Wayne State University played a critical role in the proposal. While none of the school’s athletic facilities were featured in the final proposal, the campus was to host the Olympic village for the international athletes. Wayne State’s ten-year development plan, named University City, would have been completed six years early, placing a miniature city within the city to meet athletes’ needs and comforts. After the games, the facilities would become student housing. In the fallout of the loss to Mexico City, University City returned to its original timetable where it would stall out in the second of five proposed stages of development. Despite the unsuccessful plan, the Olympic bid still made an imprint on the campus, notably in the Matthaei Center, a swimming facility named after Frederick C. Matthaei, the individual and driving force behind Detroit’s various bids for the Olympics.

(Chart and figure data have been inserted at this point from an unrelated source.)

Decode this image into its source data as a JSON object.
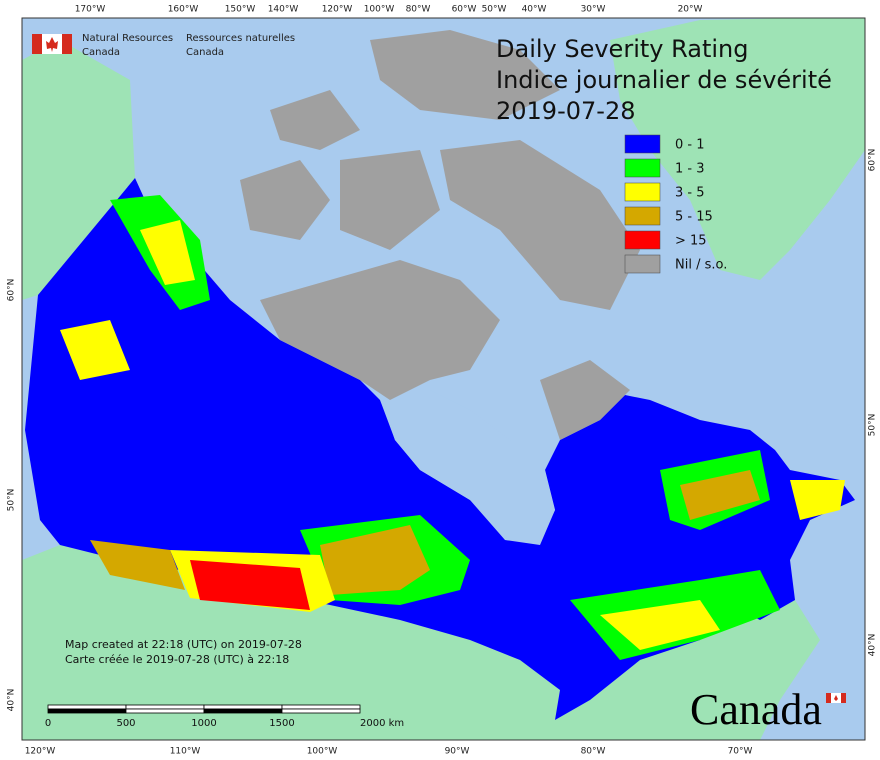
{
  "header": {
    "agency_en": [
      "Natural Resources",
      "Canada"
    ],
    "agency_fr": [
      "Ressources naturelles",
      "Canada"
    ]
  },
  "title": [
    "Daily Severity Rating",
    "Indice journalier de sévérité",
    "2019-07-28"
  ],
  "legend": [
    {
      "label": "0 - 1",
      "color": "#0000ff"
    },
    {
      "label": "1 - 3",
      "color": "#00ff00"
    },
    {
      "label": "3 - 5",
      "color": "#ffff00"
    },
    {
      "label": "5 - 15",
      "color": "#d4a800"
    },
    {
      "label": "> 15",
      "color": "#ff0000"
    },
    {
      "label": "Nil / s.o.",
      "color": "#a0a0a0"
    }
  ],
  "graticule": {
    "top": [
      "170°W",
      "160°W",
      "150°W",
      "140°W",
      "120°W",
      "100°W",
      "80°W",
      "60°W",
      "50°W",
      "40°W",
      "30°W",
      "20°W"
    ],
    "bottom": [
      "120°W",
      "110°W",
      "100°W",
      "90°W",
      "80°W",
      "70°W"
    ],
    "left": [
      "60°N",
      "50°N",
      "40°N"
    ],
    "right": [
      "60°N",
      "50°N",
      "40°N"
    ]
  },
  "footer": [
    "Map created at 22:18 (UTC) on 2019-07-28",
    "Carte créée le 2019-07-28 (UTC) à 22:18"
  ],
  "scale_bar": [
    "0",
    "500",
    "1000",
    "1500",
    "2000 km"
  ],
  "wordmark": "Canada"
}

The Cavanagh papers detail the mayor’s trip to Germany where he made the official proposal to Olympic officials. The Olympic Games Authority shipped over massive amounts of visual exhibits and produced a promotional video to be shown to the selection committee. The video, a visual representation of the written proposal narrated by Cavanagh and Romney, featured original music by the Detroit Symphony Orchestra. Cavanagh even reached out to TV host Steve Allen to perform in the short, though he did not make an appearance. The Cavanagh Papers document the proposal in great detail, including scripts for the video and stage directions for the in-person pitch. Detroit made a competitive bid. At the time of the vote, Detroit seemed on the cusp of winning, evidenced in the archival collection by Cavanagh’s media plans in the event of a positive outcome.

Layout of the proposed Olympic stadium.

Despite the impressive combined efforts of the city and state governments, the games were awarded to Mexico City. It was a first of its kind choice, but a crushing blow for Michigan’s chances of ever hosting the games. Soon after, a combination of economic downturn and systematic racism increased tensions leading to the 1967 Rebellion. A reputation for unrest and crime marked Detroit, leading to further economic uncertainty. When in 1968 Frederick Matthaei put Detroit forward as a host city for the 1976 games, Cavanagh only took one meeting to squash the idea as counterproductive to addressing the racial divide that confronted the area.

To this day, one cannot help but ponder how hosting the Olympics might have shaped Detroit’s fortunes. Would the sudden burst in jobs and rise in international standing provide short and long-term relief to the city’s disenfranchised residents, at least enough to prevent major unrest? Or would the massive investment have created an even more devastating economic bottoming-out, as seen with recent games in Rio? In a city where development has often left out poorer residents, the documents in the mayor’s collection only reflect area business interests. If you are interested in personally investigating one of the great “what-if’s” in Detroit history, the Jerome Cavanagh Papers Offer a case-study in municipal partnerships that the public can use to understand both the past and present of government.

Gavin Strassel is the UAW Archivist at the Walter P. Reuther Library.